State Climatologist Harry Hillaker says the overall figures give only a partial picture of the weather situation in the just completed month of July. The overall numbers do show a drop in normal rainfall and an increase in heat.
He says statewide we had the 41st driest July and 38th warmest July in 145 years of records. Temperatures were about one-and-half degrees warmer than normal. Hillaker says the statewide rain average gives a little bit of the picture of the situation too.
He says 2.89 inches was the statewide average — or a little more than an inch and a half below the normal average of 4.5 inches of rain for July.
Hillaker says that statewide total doesn’t seem to indicate the drought situation we are in now, but he says the average is thrown off by the abundance of rain in northeast Iowa. He says Guttenberg on the eastern border is a good example as the city had a July record of 13.88 inches of rain.
“Some pretty amazing rains — Guttenburg had two different events that were roughly in the five to six inch category apiece. So, easy to set records when you get two of those sorts of events in the same month,” according to Hillaker. But if you went west there were many areas that would have loved to have portions of either of those big rain events.

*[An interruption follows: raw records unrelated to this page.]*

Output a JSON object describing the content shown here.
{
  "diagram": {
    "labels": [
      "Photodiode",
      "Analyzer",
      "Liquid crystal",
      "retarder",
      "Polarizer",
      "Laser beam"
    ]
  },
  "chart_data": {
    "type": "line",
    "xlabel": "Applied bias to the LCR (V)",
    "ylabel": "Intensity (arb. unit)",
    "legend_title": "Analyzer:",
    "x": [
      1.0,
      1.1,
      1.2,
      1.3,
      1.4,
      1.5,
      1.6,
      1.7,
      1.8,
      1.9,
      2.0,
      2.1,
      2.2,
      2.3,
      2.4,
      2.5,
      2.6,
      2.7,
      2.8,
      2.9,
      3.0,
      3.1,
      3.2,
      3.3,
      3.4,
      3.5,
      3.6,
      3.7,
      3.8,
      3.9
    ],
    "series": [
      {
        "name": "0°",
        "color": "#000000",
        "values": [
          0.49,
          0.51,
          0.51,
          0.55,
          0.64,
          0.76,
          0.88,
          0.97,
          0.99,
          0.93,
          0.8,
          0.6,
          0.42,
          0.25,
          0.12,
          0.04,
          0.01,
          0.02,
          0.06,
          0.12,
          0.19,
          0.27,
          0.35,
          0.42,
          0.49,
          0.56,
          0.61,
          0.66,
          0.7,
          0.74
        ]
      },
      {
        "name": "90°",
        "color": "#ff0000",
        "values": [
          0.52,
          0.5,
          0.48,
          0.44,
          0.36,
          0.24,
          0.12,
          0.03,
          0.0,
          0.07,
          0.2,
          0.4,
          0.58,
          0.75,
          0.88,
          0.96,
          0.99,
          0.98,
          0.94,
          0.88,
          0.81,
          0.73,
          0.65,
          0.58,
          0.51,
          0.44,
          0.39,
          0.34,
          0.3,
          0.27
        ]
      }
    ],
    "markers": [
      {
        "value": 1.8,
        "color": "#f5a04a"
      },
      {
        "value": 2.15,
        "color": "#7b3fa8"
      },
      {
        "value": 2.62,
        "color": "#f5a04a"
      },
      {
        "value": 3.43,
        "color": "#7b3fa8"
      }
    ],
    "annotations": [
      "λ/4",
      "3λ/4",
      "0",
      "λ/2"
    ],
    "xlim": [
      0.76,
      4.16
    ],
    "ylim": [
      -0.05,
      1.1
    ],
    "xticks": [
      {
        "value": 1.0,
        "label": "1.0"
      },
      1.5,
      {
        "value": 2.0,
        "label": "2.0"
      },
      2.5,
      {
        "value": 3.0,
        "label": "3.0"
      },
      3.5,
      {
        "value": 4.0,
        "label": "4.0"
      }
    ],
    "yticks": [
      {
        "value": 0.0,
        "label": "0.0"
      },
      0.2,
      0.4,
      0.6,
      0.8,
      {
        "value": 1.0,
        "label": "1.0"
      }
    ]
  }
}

“Roughly I-80 southward as far west as Creston, as far east as Fairfield — those areas had less than an inch of rain during the month. And much of the same areas were quite dry in June, kind of worsening drought conditions in those areas of the state,” Hillaker says. Not only was there a lack of rain, but we also saw triple-digit temperatures.
“Up to 101 degrees at Ottumwa on the 20th of the month and then the next day 101 in Des Moines, “Hillaker says. “Actually the highest temperatures in the state going back to September of 2013 was the last time that we had temperatures higher than 101.” Hillaker says the humidity during that stretch made it worse with heat indices well above 100. The climatologist says the statewide averages for temperature and rainfall had been running pretty close to normal this year until we hit June and things dried out.
“Some parts of the state like Ottumwa, the last time they had a June-July combination with less rain than this year — you had to go way back to 1911, over 100 years ago — to find a drier June-July combination than 2017,” Hillaker explains.
He says June, July and August are usually the months were we get more rain, so there’s still some hope August could turn around the dry spell the state is in.